A report released Tuesday by Amnesty International accuses rich countries of doing less than their fair share for the world’s refugees while poorer countries are overburdened, with 86% of all refugees currently sheltered in developing countries.
Just 10 countries host more than half (56%) of the world’s 21 million refugees, says the report, entitled “Tackling the Global Refugee Crisis – From Shirking to Sharing Responsibility”. But the top hosts are not the world’s richest countries and account for just 2.5 percent of global GDP.
“For example, the UK has taken in fewer than 8,000 Syrians since 2011, while Jordan – with a population almost 10 times smaller than the UK and just 1.2% of its GDP – hosts more than 655,000 refugees from Syria,” the report notes.
None of the top 10 host countries are in the European Union or North America, Amnesty found. The country that hosts the most refugees is Jordan, with more than 2.7 million. Turkey is in second place with over 2.5 million refugees followed by Pakistan, with 1.6 million.
“A small number of countries have been left to do far too much just because they are neighbours to a crisis,” Amnesty International Secretary General Salil Shetty said in a press release Tuesday. “That situation is inherently unsustainable.”
Measured in terms of refugees per capita, wealthy countries still don’t make the top of the list. The country with the most per 1,000 inhabitants is Lebanon (183) followed by Jordan (87). Of the top 10 hosts per capita, only two are in the EU – Sweden and Malta – and they are at the bottom of the global list, with each hosting 17 refugees per 1,000 inhabitants.
The report comes in the wake of a September 19 UN General Assembly summit that aimed to forge a plan to address the migrant crisis. But according to Amnesty the UN did not agree on any meaningful action during the assembly. Instead, the world body “collectively, and spectacularly, failed the 21 million refugees of this world”.
‘The only way’
Professor Jenny Phillimore, who studies migration at the University of Birmingham, agreed with Amnesty’s findings.

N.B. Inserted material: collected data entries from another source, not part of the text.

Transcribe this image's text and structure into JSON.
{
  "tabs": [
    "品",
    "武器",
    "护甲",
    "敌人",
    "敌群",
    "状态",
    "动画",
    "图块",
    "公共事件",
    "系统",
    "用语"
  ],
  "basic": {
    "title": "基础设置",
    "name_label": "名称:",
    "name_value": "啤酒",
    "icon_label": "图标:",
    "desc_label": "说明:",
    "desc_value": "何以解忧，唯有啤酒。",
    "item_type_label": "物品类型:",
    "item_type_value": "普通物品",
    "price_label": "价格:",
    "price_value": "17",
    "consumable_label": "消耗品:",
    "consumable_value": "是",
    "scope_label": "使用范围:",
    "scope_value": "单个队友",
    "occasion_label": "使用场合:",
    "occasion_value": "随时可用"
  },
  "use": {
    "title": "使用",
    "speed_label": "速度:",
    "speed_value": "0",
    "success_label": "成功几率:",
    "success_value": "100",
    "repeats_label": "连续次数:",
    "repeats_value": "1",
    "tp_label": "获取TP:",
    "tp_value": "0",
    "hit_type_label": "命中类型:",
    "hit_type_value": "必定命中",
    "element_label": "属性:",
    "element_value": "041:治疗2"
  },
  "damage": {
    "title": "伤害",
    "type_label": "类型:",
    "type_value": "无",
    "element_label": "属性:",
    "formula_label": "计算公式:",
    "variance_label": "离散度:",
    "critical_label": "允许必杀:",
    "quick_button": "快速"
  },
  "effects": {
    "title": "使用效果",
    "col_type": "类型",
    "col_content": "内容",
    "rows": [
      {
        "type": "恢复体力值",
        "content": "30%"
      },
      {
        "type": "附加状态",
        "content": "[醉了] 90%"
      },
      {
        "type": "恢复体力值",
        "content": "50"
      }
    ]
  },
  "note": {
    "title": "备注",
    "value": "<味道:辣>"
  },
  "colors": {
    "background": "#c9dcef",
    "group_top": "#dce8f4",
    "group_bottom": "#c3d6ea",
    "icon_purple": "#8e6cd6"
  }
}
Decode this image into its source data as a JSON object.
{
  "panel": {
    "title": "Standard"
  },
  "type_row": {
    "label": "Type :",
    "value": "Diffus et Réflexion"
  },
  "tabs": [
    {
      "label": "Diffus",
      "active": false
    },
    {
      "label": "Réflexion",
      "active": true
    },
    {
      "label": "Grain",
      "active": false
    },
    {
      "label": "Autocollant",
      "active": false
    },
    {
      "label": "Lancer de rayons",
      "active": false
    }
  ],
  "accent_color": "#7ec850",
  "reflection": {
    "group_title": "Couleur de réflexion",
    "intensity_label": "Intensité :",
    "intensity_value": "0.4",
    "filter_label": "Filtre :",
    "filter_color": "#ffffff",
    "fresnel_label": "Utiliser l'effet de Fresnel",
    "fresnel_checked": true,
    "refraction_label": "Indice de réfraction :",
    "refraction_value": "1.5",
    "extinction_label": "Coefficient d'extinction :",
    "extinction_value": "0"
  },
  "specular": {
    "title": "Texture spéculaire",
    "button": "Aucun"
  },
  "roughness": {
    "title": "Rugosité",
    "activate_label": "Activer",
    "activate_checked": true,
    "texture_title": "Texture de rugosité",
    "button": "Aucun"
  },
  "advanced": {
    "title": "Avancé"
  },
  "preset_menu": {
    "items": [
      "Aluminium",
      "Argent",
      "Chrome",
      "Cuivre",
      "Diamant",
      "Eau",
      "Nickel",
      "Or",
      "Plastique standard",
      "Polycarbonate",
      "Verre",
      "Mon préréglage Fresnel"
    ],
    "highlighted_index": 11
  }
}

“[There is a] reliance on poorer nations to respond to humanitarian situations, whilst richer nations invest in measures to further secure their borders,” Phillimore told FRANCE 24.

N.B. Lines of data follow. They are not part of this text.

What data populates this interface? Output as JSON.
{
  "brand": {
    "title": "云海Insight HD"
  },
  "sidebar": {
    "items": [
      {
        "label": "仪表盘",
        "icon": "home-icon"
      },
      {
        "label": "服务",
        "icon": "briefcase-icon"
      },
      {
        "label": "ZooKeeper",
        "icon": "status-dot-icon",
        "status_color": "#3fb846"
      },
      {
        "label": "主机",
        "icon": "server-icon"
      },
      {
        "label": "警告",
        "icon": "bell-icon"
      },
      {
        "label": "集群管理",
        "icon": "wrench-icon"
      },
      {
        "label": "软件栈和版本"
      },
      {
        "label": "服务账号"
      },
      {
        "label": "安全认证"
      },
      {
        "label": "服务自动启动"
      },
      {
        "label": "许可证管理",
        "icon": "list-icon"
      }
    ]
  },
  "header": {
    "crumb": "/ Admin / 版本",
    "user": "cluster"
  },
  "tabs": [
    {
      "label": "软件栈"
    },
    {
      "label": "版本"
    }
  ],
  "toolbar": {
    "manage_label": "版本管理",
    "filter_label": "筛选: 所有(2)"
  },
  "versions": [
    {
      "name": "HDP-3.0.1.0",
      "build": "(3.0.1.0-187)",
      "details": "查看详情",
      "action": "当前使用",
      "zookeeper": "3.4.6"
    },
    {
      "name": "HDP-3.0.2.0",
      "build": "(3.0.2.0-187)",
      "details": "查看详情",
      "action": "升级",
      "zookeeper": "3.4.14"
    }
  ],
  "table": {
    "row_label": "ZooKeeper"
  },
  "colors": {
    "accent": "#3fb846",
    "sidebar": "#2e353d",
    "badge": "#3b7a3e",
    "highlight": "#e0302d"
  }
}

But some developed countries are trying to do more, the report said. Canada, for instance, took in 30,000 refugees over the past year.
Amnesty pointed out that refugees make up just 0.3 percent of the global population and offered practical solutions for reducing their number, including increasing the number of resettlement locations, safe-guarding routes for refugee migration and guaranteeing reliable funding for their protection.

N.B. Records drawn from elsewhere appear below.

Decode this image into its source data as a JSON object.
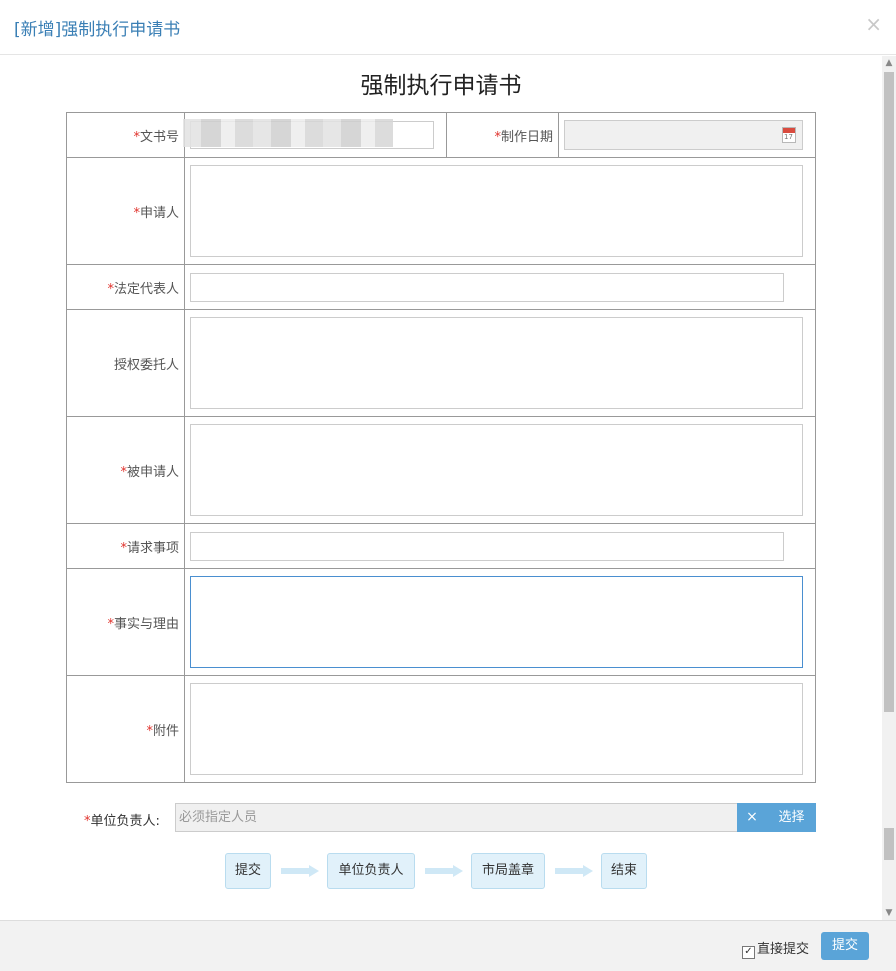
{
  "dialog": {
    "title": "[新增]强制执行申请书",
    "close_glyph": "×"
  },
  "document": {
    "title": "强制执行申请书"
  },
  "form": {
    "required_mark": "*",
    "doc_no_label": "文书号",
    "date_label": "制作日期",
    "applicant_label": "申请人",
    "legal_rep_label": "法定代表人",
    "agent_label": "授权委托人",
    "respondent_label": "被申请人",
    "request_label": "请求事项",
    "facts_label": "事实与理由",
    "attachment_label": "附件"
  },
  "responsible": {
    "label": "单位负责人:",
    "placeholder": "必须指定人员",
    "clear_glyph": "×",
    "select_label": "选择"
  },
  "flow": {
    "steps": [
      "提交",
      "单位负责人",
      "市局盖章",
      "结束"
    ]
  },
  "footer": {
    "direct_submit_label": "直接提交",
    "direct_submit_checked": true,
    "submit_label": "提交"
  },
  "colors": {
    "accent": "#5aa4d8",
    "required": "#e0312b",
    "title": "#3a7fb5"
  }
}
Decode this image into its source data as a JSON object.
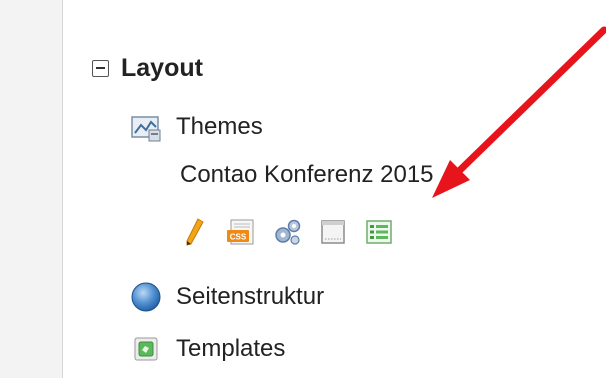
{
  "sidebar": {
    "section": {
      "title": "Layout",
      "toggle_icon": "collapse-minus-icon"
    },
    "items": [
      {
        "label": "Themes",
        "icon": "themes-icon"
      },
      {
        "label": "Seitenstruktur",
        "icon": "globe-icon"
      },
      {
        "label": "Templates",
        "icon": "templates-icon"
      }
    ],
    "theme": {
      "name": "Contao Konferenz 2015",
      "actions": [
        {
          "icon": "edit-pencil-icon"
        },
        {
          "icon": "css-stylesheets-icon"
        },
        {
          "icon": "modules-gear-icon"
        },
        {
          "icon": "page-layouts-icon"
        },
        {
          "icon": "image-sizes-list-icon"
        }
      ]
    }
  },
  "annotation": {
    "arrow_color": "#e8141c"
  }
}
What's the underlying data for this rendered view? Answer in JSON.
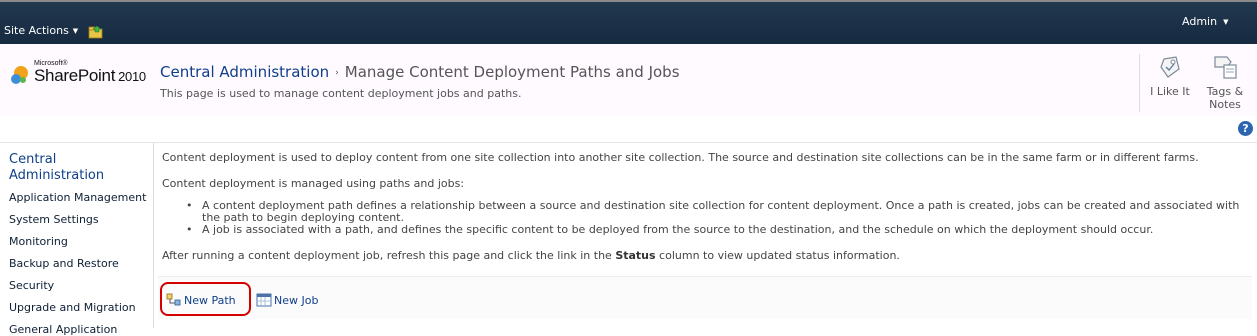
{
  "ribbon": {
    "site_actions_label": "Site Actions",
    "user_label": "Admin"
  },
  "title_area": {
    "logo": {
      "microsoft": "Microsoft®",
      "product": "SharePoint",
      "version": "2010"
    },
    "breadcrumb_root": "Central Administration",
    "breadcrumb_separator": "›",
    "page_title": "Manage Content Deployment Paths and Jobs",
    "page_description": "This page is used to manage content deployment jobs and paths.",
    "actions": {
      "like_label": "I Like It",
      "tags_label_1": "Tags &",
      "tags_label_2": "Notes"
    }
  },
  "help": {
    "label": "?"
  },
  "left_nav": {
    "heading_1": "Central",
    "heading_2": "Administration",
    "items": [
      {
        "label": "Application Management"
      },
      {
        "label": "System Settings"
      },
      {
        "label": "Monitoring"
      },
      {
        "label": "Backup and Restore"
      },
      {
        "label": "Security"
      },
      {
        "label": "Upgrade and Migration"
      },
      {
        "label": "General Application"
      }
    ]
  },
  "content": {
    "intro": "Content deployment is used to deploy content from one site collection into another site collection. The source and destination site collections can be in the same farm or in different farms.",
    "managed": "Content deployment is managed using paths and jobs:",
    "bullets": [
      "A content deployment path defines a relationship between a source and destination site collection for content deployment. Once a path is created, jobs can be created and associated with the path to begin deploying content.",
      "A job is associated with a path, and defines the specific content to be deployed from the source to the destination, and the schedule on which the deployment should occur."
    ],
    "after_pre": "After running a content deployment job, refresh this page and click the link in the ",
    "after_bold": "Status",
    "after_post": " column to view updated status information."
  },
  "toolbar": {
    "new_path_label": "New Path",
    "new_job_label": "New Job"
  },
  "colors": {
    "ribbon": "#1b3047",
    "link": "#0f3f8a",
    "highlight": "#d40000"
  }
}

Brad Blitz, professor of international politics at Middlesex University in England and author of the book “Migration and Freedom” told FRANCE 24 that most of the report’s suggestions were “spot on”. However he said the report should have put more emphasis on the efforts of some states to block refugees from applying for asylum.
Blitz also described the UN General Assembly as “a failure” on the migration issue.
“We know that there has to be a global system of resettlement,” he said. “It’s the only way.”